Behaviour Change

PROPAGANDA FOR CHANGE is a project created by the students of Behaviour Change (ps359) and Professor Thomas Hills @thomhills at the Psychology Department of the University of Warwick. This work was supported by funding from Warwick's Institute for Advanced Teaching and Learning.

Tuesday, January 22, 2013

Garnier's UltraLift

This is an advert for anti-wrinkle cream, which uses multiple sources as its main method of persuasion. It shows a number of women all talking about why they liked the product, and how successful they found it to be at reducing their wrinkles. Using multiple sources to deliver a congruent message was found to be more effective than one source delivering the same message (Harkins & Petty 1981).
Harkins and Petty (1981) showed videos of either 1 or 3 speakers, delivering either 1 or 3 persuasive messages, and found that the condition in which 3 speakers delivered 3 messages produced significantly higher results on an attitude questionnaire.
Another tactic that was employed was the similarity altercast, which is when the source of the message is similar to the person receiving the message.

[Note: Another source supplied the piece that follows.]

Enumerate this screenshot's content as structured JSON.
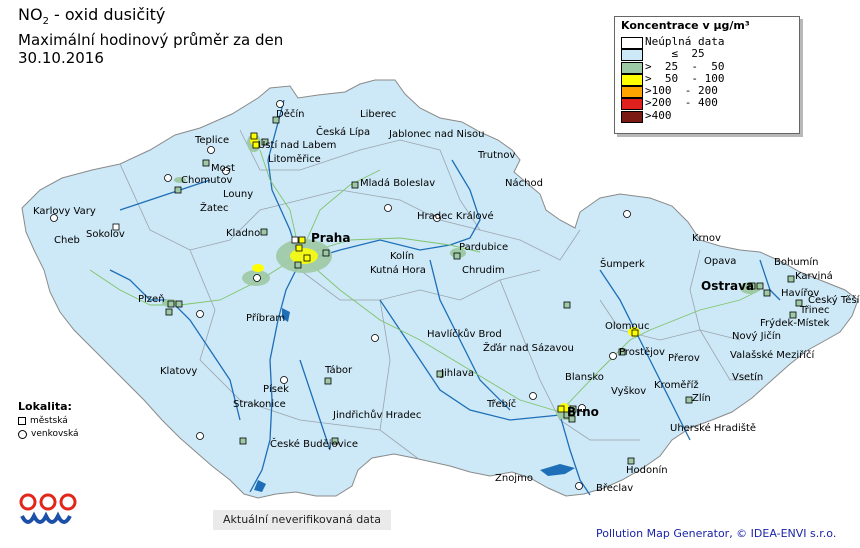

In this advert this is achieved partly by using phrases such as ‘women all over the uk’ and ‘over 25000 of you’, which imply similarity, but also by showing ‘real’ middle-aged women being interviewed in their homes. This was shown to be a successful way of increasing influence by Brock (1965), who  found that paint salesmen were more successful if they had previously performed a job similar to the person they were selling to.

  References
Brock, T. C. (1965). Communicator-recipient similarity and decision change. Journal of Personality and Social Psychology, 1,650-654.
Harkins,  S, G., & Petty, R, E. (1981). Effects of source magnification of cognitive effects on attitudes: An information-processing  view. Journal of Personality and Social Psychology, 40, 401-413.